Some of scientists’ gravest concerns about future climate change are rooted in the past. Records studied by paleoclimatologists reveal that the more extreme possibilities for this century and beyond — temperatures soaring, ice sheets vanishing, fertile lands withering into deserts — were realized previously on Earth when atmospheric greenhouse gas levels surged. At this summer’s AGU Chapman Conference on Abrupt Climate Change, researchers described this turbulent history through all manner of proxies – ice, tree rings, corals, marine and lake sediments, among others. But few talks went without a slide showing the wiggly line of a deep ice core.

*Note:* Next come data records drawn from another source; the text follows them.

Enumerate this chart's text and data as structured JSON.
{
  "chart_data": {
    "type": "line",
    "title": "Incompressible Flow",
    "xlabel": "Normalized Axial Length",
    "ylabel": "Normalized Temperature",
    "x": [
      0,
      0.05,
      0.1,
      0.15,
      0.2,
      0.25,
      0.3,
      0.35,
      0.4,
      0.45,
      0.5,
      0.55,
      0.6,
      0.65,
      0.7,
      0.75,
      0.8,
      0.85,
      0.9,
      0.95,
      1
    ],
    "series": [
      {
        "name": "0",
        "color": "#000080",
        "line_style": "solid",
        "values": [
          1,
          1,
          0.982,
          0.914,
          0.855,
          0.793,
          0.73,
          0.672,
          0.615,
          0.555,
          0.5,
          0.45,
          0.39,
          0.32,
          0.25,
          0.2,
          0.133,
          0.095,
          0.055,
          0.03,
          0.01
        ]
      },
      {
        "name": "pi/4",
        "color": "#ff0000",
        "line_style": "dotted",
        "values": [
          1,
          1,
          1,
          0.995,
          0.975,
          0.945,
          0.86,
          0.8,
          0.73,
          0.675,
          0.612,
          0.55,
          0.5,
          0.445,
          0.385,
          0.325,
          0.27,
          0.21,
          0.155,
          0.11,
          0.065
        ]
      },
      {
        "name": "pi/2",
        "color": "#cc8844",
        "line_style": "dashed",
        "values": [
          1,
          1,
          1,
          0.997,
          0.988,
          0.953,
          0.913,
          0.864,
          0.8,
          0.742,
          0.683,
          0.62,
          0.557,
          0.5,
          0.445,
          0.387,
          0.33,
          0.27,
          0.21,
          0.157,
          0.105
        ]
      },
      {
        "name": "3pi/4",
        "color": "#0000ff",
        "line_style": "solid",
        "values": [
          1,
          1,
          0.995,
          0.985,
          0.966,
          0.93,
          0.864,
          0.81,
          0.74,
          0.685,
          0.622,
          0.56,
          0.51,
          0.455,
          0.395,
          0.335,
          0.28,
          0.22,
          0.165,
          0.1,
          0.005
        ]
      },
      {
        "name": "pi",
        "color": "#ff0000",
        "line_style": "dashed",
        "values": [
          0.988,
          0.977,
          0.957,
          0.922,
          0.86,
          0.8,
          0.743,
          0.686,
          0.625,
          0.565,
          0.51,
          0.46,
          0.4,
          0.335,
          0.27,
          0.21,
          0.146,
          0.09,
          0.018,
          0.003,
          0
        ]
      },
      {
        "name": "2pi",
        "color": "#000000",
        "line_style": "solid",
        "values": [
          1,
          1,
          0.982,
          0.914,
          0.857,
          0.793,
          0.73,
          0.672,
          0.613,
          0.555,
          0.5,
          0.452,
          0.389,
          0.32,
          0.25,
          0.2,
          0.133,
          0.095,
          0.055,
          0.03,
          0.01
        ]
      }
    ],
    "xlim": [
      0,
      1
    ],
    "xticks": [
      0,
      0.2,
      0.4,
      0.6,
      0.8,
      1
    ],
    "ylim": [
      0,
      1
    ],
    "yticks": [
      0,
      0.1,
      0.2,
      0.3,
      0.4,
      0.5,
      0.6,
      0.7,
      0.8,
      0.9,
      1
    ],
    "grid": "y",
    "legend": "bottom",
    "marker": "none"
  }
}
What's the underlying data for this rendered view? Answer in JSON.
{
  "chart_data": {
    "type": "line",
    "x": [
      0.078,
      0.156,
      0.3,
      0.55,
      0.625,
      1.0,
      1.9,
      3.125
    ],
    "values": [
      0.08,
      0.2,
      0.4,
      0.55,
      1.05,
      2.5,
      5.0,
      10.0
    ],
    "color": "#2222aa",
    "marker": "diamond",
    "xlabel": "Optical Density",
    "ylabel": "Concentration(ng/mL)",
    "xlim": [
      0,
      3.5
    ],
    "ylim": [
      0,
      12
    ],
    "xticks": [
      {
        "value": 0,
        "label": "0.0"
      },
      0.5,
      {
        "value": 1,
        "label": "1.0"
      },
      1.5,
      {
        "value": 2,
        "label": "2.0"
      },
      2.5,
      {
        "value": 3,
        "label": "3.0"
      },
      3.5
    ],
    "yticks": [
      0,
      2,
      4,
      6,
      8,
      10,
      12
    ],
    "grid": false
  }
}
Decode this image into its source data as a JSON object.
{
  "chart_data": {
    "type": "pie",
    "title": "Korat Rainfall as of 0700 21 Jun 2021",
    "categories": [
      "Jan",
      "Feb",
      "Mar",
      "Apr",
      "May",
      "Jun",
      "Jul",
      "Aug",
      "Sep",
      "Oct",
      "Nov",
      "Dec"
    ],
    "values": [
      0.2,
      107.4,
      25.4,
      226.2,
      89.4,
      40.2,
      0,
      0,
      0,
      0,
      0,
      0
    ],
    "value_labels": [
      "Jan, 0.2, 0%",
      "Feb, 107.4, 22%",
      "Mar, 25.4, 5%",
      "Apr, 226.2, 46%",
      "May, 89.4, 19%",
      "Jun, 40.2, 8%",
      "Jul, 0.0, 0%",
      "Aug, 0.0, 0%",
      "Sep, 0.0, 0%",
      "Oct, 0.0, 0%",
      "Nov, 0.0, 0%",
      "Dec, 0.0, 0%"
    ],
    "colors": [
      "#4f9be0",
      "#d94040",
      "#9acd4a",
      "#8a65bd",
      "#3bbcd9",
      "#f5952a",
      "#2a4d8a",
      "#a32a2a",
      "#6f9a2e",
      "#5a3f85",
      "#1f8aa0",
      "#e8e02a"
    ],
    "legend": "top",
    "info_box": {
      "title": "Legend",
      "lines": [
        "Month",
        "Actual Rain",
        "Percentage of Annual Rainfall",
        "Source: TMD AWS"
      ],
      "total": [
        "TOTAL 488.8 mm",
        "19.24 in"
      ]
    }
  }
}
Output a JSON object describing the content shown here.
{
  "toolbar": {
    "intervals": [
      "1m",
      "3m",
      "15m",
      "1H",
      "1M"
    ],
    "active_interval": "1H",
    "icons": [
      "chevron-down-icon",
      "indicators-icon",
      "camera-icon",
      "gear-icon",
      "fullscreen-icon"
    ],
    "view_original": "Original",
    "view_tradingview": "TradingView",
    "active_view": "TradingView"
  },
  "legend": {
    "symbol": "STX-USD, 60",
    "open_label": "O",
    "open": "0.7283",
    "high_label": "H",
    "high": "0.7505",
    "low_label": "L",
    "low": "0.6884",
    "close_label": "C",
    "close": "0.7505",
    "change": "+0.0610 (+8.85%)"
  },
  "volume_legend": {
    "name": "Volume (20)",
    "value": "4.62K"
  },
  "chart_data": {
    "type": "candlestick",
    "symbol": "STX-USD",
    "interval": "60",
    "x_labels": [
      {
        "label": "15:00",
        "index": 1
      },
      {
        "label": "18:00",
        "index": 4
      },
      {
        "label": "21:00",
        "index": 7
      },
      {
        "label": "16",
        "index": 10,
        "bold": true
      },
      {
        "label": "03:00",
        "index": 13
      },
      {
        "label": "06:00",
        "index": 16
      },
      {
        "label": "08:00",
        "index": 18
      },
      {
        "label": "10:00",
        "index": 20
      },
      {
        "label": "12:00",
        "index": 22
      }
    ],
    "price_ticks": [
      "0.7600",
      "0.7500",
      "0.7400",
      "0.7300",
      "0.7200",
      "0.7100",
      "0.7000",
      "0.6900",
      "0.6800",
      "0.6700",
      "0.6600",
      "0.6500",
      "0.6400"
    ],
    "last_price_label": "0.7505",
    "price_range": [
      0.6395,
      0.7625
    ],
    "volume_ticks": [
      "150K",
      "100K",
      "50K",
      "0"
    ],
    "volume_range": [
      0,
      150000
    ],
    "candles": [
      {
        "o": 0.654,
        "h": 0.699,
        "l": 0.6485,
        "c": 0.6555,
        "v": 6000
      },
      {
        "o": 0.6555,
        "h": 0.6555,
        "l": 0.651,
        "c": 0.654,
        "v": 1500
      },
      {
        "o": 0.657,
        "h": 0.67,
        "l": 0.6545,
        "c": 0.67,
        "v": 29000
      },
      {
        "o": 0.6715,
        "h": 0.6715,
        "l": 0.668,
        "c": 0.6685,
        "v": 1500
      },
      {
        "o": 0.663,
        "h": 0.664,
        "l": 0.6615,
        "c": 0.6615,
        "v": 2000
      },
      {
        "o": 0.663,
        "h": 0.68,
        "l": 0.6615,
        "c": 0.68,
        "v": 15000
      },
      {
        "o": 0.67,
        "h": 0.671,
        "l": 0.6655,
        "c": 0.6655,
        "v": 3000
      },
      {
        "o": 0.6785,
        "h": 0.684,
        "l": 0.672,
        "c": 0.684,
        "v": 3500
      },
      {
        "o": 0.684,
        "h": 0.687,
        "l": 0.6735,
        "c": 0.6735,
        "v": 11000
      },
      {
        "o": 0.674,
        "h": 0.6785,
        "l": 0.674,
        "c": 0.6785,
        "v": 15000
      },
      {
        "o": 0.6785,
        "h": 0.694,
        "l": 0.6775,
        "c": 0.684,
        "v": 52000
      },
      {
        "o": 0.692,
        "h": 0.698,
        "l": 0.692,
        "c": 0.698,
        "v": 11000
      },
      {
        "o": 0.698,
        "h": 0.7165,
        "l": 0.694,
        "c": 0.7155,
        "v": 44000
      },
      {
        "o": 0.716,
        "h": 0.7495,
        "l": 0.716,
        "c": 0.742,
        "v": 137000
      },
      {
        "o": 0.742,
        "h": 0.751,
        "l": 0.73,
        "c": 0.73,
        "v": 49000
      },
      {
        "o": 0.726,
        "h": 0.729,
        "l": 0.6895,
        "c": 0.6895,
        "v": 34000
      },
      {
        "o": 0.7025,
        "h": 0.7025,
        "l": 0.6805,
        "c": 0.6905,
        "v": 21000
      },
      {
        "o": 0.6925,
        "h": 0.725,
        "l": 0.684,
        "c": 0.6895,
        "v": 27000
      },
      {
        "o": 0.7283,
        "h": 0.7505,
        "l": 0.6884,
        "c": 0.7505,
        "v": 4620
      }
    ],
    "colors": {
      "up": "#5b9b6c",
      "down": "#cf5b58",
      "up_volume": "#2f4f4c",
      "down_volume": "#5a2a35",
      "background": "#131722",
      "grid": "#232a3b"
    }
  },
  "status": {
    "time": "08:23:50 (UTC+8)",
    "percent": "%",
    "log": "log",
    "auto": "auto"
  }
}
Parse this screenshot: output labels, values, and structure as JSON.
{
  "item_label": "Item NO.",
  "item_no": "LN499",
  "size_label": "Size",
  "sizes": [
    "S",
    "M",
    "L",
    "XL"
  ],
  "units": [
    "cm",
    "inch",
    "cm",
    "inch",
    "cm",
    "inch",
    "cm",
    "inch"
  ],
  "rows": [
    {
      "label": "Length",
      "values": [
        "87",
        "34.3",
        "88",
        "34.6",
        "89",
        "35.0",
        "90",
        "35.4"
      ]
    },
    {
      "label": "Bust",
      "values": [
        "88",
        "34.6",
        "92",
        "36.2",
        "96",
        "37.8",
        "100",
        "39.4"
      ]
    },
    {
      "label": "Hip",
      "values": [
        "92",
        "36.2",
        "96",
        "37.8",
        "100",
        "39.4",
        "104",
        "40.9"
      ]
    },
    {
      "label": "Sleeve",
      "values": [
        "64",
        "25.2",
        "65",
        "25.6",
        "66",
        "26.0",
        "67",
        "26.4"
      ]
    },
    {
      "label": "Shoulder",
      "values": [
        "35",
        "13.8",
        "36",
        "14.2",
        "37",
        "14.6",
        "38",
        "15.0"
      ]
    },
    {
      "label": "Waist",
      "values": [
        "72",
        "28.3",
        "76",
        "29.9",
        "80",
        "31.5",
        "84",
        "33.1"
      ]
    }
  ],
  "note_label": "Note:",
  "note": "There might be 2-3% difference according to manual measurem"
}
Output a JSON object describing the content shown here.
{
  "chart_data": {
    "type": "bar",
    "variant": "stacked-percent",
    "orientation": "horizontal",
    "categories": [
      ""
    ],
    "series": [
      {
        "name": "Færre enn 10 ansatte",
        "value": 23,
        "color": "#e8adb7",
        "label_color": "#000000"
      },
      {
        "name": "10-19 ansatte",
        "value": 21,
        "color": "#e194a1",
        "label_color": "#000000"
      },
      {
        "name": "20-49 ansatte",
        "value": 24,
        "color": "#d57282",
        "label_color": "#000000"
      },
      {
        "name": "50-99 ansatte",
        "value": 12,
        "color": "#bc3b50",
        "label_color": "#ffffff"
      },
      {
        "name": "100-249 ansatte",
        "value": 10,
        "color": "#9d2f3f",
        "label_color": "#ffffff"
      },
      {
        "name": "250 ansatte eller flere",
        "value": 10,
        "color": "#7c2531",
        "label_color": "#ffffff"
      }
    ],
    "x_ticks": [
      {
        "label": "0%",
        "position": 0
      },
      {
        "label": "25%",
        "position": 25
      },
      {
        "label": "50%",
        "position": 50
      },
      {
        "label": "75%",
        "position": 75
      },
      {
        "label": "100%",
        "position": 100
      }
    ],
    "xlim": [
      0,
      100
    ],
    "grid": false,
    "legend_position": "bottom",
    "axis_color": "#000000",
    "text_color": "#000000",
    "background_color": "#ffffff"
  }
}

Each proxy has its own merits, but ice cores offer records of climatic history whose detail and completeness are unmatched. Their data stretch back 800,000 years and are conveniently located in some of the world’s most climatically sensitive regions. Two new features on Nature Reports Climate Change pay homage to the work of scientists who, over the last few decades, have been tireless in their efforts to extract clues about the Earth’s past climate from air bubbles, isotopes and dust particles trapped in ice.
First, a timeline of deep polar cores documents in fine detail the discoveries of scientific pioneers, from the first efforts to read ice records through to today’s hunt for ice a million years old or more. Complementing this chronology of scientific discovery is an interactive map layer for Google Earth. This virtual tour takes you to the sites where polar researchers have holed up year after year, drilling thousands of metres of Greenland or Antarctic ice before hitting bedrock. In the window below, spin the globe to the pole of your choice, zoom in and click on the map points to see the drilling stations. For a full-size view and more navigation controls – plus a built-in web browser window where you can check out the timeline – download the map layer here and run it in Google Earth, which you can download here.
As I highlighted earlier on the blog, this month’s issue of NRCC also features an exclusive interview with world-renowned glaciologist Lonnie Thompson. On his quest to understand how ice is changing atop the world’s mountains, Thompson has spent more spent more time above 20,000 feet than any other human being; he’s currently with a team at the Quelccaya glacier in Peru, racing to bring back ice that is rapidly being lost to climate change. The American Museum of Natural History has put together a great video on his work.
Such endeavours come with scientific challenges as well as personal ones. As understanding abrupt climate change becomes increasingly crucial, ambitious plans for studying these icy environs will be ever more important.